Review by booksbooks11
Absolutely wonderful book. Lisa manages to describe without maths what is behind current theories in physics and the workings of the fundamental particles of all matter. She actually makes the unfolding mysteries of quarks and leptons fascinating reading, describing the paths that research has taken in the last 50 years or so and what is left to find out. You won't remember much of the details but what you will get is a general understanding of what they are looking for and how they do it.
Review by Jewsbury
This is a beautifully written account of complex scientific ideas. The book covers extra spatial dimensions – how they might come about and what consequences they would have.
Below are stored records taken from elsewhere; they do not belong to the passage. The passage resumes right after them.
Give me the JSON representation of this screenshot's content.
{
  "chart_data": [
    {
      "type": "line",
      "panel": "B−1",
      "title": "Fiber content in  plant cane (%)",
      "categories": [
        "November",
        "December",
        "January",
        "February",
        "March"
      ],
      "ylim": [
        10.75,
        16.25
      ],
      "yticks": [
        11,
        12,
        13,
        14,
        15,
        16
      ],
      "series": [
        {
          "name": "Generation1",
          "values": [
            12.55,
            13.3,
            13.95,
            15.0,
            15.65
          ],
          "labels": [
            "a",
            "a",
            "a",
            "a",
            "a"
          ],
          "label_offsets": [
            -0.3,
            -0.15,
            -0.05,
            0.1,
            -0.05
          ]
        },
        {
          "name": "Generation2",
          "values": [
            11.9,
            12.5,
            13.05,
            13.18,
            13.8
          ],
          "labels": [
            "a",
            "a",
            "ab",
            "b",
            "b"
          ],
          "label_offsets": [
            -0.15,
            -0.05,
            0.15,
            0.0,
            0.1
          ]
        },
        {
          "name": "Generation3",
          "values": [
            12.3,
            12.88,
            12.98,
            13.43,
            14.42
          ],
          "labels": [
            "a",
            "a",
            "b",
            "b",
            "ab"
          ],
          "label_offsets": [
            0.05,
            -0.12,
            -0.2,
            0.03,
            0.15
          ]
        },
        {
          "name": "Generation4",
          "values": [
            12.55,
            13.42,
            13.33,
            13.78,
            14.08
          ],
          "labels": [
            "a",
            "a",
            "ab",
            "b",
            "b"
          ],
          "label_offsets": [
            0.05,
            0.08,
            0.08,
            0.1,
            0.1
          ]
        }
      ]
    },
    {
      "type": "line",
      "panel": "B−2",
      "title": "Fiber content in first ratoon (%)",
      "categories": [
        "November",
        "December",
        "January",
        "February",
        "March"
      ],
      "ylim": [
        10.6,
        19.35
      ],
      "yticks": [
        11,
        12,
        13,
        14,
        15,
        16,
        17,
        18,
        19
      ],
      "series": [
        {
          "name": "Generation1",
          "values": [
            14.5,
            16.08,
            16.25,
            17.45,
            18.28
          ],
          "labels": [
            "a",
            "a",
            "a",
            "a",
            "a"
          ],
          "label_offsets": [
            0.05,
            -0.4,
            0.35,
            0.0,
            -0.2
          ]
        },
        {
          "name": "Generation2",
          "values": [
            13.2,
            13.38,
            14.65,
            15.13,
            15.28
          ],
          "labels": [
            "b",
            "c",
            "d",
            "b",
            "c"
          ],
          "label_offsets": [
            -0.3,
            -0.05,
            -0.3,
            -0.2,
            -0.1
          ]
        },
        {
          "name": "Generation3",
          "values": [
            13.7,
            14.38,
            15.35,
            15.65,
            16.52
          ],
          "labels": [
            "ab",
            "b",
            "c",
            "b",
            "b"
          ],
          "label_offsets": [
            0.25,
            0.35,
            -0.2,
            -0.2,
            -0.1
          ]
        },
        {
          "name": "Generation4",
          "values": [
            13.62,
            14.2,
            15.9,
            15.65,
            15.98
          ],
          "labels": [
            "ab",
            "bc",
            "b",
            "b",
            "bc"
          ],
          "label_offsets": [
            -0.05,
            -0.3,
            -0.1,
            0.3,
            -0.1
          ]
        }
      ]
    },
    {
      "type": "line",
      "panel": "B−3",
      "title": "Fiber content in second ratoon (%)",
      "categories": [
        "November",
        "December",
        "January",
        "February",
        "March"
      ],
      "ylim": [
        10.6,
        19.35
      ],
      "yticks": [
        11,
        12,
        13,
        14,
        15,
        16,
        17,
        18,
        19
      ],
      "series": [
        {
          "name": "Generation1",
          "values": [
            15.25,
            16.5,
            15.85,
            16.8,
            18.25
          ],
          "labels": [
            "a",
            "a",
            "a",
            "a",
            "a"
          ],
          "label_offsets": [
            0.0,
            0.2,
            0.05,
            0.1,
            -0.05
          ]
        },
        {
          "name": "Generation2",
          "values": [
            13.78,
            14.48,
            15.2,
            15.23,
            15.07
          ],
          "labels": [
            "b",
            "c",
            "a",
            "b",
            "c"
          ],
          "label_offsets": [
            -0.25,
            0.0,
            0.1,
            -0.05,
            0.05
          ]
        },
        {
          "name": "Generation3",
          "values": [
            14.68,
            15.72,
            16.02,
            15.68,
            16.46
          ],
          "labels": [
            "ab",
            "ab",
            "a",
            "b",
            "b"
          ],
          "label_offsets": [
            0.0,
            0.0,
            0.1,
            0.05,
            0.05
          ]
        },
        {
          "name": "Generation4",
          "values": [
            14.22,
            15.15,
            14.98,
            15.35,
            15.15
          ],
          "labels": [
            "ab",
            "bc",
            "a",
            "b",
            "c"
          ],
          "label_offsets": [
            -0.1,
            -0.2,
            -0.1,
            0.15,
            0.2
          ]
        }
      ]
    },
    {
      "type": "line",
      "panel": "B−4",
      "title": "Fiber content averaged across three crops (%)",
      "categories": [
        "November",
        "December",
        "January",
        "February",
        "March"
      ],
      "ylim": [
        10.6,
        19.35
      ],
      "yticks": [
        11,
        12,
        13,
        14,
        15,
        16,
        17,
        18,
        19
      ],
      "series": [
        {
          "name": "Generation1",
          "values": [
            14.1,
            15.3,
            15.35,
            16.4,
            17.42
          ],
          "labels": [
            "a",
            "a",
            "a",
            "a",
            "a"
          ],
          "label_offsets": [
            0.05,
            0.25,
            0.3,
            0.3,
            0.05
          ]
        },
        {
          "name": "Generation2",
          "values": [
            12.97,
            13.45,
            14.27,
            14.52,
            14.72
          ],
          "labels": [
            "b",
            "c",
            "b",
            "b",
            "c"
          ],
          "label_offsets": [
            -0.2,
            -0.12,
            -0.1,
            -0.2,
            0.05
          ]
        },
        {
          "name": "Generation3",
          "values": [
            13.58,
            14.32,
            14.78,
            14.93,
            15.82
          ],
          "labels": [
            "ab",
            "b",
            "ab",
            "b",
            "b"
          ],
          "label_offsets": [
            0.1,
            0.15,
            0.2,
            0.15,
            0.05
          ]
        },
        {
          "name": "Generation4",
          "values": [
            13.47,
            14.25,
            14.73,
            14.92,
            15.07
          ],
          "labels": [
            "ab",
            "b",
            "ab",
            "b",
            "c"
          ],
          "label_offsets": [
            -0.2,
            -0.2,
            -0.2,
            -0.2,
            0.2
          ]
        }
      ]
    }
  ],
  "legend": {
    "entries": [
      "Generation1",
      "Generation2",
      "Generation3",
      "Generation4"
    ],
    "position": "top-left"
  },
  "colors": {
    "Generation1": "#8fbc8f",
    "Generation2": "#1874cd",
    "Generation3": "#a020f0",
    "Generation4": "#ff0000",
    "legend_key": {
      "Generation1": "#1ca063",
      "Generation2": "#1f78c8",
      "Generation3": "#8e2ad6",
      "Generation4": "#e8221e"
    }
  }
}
Most features are ably explained by using an analogy. Thus as the provider of a popular account of recent speculations, this book fares very well. Yet there is also a political undercurrent to slightly unnerve. For instance she neatly sidesteps controversies by simply expressing her opinion. So she opines that string theory is the ‘best’ of current suggestions for a more fundamental theory. Thus she misses opportunities to give more convincing reasons for the studies. For work that has drifted so far from the mainstream and piled up speculation on top of speculation that larger justification would have given the book more meaning.